Minggu, 18 Oktober 2009

ANALISIS ALUR ROMAN AROK DEDES KARYA PRAMOEDYA ANANTA TOER

Oleh : Fredy M. S. B. Wowor, S.S*


PENGERTIAN ALUR

Menurut Kamus Istilah Sastra yang disusun oleh Panuti sudjiman, alur adalah rangkaian peristiwa yang direka dan dijalani dengan seksama yang menggerakkan cerita melalui rumitan ke arah klimaks dan selesaian (Sudjiman, 1986:43).
Dalam bukunya yang berjudul,” Pengantar Apresiasi Karya Sastra”, Aminuddin mengatakan pengertian alur pada umumnya adalah rangkaian cerita yang dibentuk oleh tahapan-tahapan peristiwa sehingga menjalin suatu cerita yang dihadirkan oleh para pelaku dalam suatu cerita (Aminuddin, 1987:83).
Tahapan-tahapan peristiwa dalam alur ini, pertama, tahap situation atau tahap perkenalan, kedua, tahap generating circumstance atau tahap pemunculan konflik, ketiga, tahap rising action atau tahap peningkatan konflik, keempat, tahap klimax atau tahap puncak dari konflik, kelima, tahap denoument atau tahap penyelesaian.
Adapun Boen Oemaryati mengatakan bahwa alur adalah struktur penyusunan kejadian-kejadian dalam cerita, tetapi disusun secara logis (Ali, 1967 :120).
Menurut M. Saleh Saad, alur adalah sambung sinambung peristiwa berdasarkan hukum sebab akibat.
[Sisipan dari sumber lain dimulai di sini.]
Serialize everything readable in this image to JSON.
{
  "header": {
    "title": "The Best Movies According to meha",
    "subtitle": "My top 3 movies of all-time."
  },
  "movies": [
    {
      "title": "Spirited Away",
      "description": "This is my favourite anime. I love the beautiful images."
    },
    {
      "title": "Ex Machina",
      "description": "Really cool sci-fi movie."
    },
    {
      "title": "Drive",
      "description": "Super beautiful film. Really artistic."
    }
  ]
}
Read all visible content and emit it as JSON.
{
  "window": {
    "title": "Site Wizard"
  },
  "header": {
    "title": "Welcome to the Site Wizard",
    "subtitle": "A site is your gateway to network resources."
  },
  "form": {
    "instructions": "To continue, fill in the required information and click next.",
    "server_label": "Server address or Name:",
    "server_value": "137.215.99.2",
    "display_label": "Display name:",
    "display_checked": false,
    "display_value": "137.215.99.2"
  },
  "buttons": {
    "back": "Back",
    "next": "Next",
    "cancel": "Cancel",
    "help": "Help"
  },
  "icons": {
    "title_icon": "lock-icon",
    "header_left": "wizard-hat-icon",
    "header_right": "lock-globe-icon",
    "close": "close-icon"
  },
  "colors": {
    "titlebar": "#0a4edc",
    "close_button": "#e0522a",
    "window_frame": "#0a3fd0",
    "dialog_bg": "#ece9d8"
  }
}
Alur tidak hanya mengemukakanapa yang terjadi tetapi yang lebih penting ialah menjelaskan mengapa hal itu terjadi. Dengan sambung sinambungnya peristiwa ini terjadilah sebua cerita. Antara awal dan akhir cerita inilah terlaksana alur itu.(Mido,1994:41-42).
Berdasarkan pengertian-pengertian alur yang telah dikemukakan ini dapat disimpulkan bahwa alur adalah rangkaian kejadian yang disusun secara logis dalam tahap-tahap tertentu serta didasarkan pada hubungan kausalitas atau sebab akibat.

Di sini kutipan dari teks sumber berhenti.